🤖 AI Summary
Medical imaging supervised pretraining is hindered by the scarcity of expert annotations, while readily available metadata—such as imaging modality and anatomical region—remain underutilized. To address this, we propose ModAn-MulSupCon, the first method to encode modality and anatomical information as multi-hot vectors and introduce a Jaccard-weighted multi-label contrastive loss for metadata-driven self-supervised representation learning. We pretrain a ResNet-18 backbone on the miniRIN dataset and evaluate transfer performance via linear probing and fine-tuning.
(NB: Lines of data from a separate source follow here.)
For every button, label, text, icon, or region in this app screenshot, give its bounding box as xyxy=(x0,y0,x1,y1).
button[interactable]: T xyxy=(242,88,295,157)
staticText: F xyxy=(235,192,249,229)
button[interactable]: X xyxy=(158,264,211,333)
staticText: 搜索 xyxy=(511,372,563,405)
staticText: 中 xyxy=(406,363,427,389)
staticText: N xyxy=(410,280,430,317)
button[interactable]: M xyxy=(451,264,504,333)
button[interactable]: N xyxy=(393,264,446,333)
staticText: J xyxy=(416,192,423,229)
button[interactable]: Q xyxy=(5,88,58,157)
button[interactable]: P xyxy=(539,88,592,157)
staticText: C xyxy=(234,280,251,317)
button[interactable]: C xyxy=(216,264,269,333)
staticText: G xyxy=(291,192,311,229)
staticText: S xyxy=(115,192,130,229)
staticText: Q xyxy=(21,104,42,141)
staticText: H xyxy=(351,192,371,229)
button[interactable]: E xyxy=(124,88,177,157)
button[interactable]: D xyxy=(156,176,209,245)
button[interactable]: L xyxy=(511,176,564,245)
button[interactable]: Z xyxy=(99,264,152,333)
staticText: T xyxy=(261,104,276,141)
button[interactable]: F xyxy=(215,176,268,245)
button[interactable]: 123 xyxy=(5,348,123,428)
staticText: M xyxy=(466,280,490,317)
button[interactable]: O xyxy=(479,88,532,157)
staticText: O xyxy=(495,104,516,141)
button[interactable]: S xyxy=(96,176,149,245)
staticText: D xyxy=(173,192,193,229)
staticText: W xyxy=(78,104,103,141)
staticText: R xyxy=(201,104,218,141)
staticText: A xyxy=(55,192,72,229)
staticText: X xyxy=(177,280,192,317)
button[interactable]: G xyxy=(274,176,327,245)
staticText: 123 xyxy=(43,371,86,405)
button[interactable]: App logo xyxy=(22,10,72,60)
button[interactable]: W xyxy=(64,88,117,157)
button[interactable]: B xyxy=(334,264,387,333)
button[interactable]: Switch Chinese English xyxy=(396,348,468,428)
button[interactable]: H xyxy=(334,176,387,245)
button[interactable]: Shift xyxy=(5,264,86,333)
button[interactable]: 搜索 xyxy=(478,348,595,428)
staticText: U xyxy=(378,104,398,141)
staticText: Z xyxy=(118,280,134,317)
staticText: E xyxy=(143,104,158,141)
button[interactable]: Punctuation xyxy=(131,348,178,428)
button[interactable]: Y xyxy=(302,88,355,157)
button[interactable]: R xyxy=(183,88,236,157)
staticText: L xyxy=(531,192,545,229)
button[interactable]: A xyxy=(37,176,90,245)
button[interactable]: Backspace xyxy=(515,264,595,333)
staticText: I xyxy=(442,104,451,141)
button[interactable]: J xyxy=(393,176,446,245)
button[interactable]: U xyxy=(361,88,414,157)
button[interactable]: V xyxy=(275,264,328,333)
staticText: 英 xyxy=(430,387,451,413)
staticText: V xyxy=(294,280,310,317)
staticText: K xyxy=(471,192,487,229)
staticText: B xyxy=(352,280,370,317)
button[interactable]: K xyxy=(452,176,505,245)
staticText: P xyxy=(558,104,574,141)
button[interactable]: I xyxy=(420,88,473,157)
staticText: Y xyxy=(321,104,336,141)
On ACL tear detection, ModAn-MulSupCon achieves an AUC of 0.964; on thyroid nodule malignancy classification, it attains an AUC of 0.763—both significantly outperforming established baselines. These results demonstrate superior cross-task transferability and generalization under extreme label scarcity, validating the efficacy of leveraging structured metadata for self-supervised medical image representation learning.
📝 Abstract
Background and objective: Expert annotations limit large-scale supervised pretraining in medical imaging, while ubiquitous metadata (modality, anatomical region) remain underused. We introduce ModAn-MulSupCon, a modality- and anatomy-aware multi-label supervised contrastive pretraining method that leverages such metadata to learn transferable representations.
Method: Each image's modality and anatomy are encoded as a multi-hot vector. A ResNet-18 encoder is pretrained on a mini subset of RadImageNet (miniRIN, 16,222 images) with a Jaccard-weighted multi-label supervised contrastive loss, and then evaluated by fine-tuning and linear probing on three binary classification tasks--ACL tear (knee MRI), lesion malignancy (breast ultrasound), and nodule malignancy (thyroid ultrasound).
Result: With fine-tuning, ModAn-MulSupCon achieved the best AUC on MRNet-ACL (0.964) and Thyroid (0.763), surpassing all baselines ($p<0.05$), and ranked second on Breast (0.926) behind SimCLR (0.940; not significant). With the encoder frozen, SimCLR/ImageNet were superior, indicating that ModAn-MulSupCon representations benefit most from task adaptation rather than linear separability.
Conclusion: Encoding readily available modality/anatomy metadata as multi-label targets provides a practical, scalable pretraining signal that improves downstream accuracy when fine-tuning is feasible. ModAn-MulSupCon is a strong initialization for label-scarce clinical settings, whereas SimCLR/ImageNet remain preferable for frozen-encoder deployments.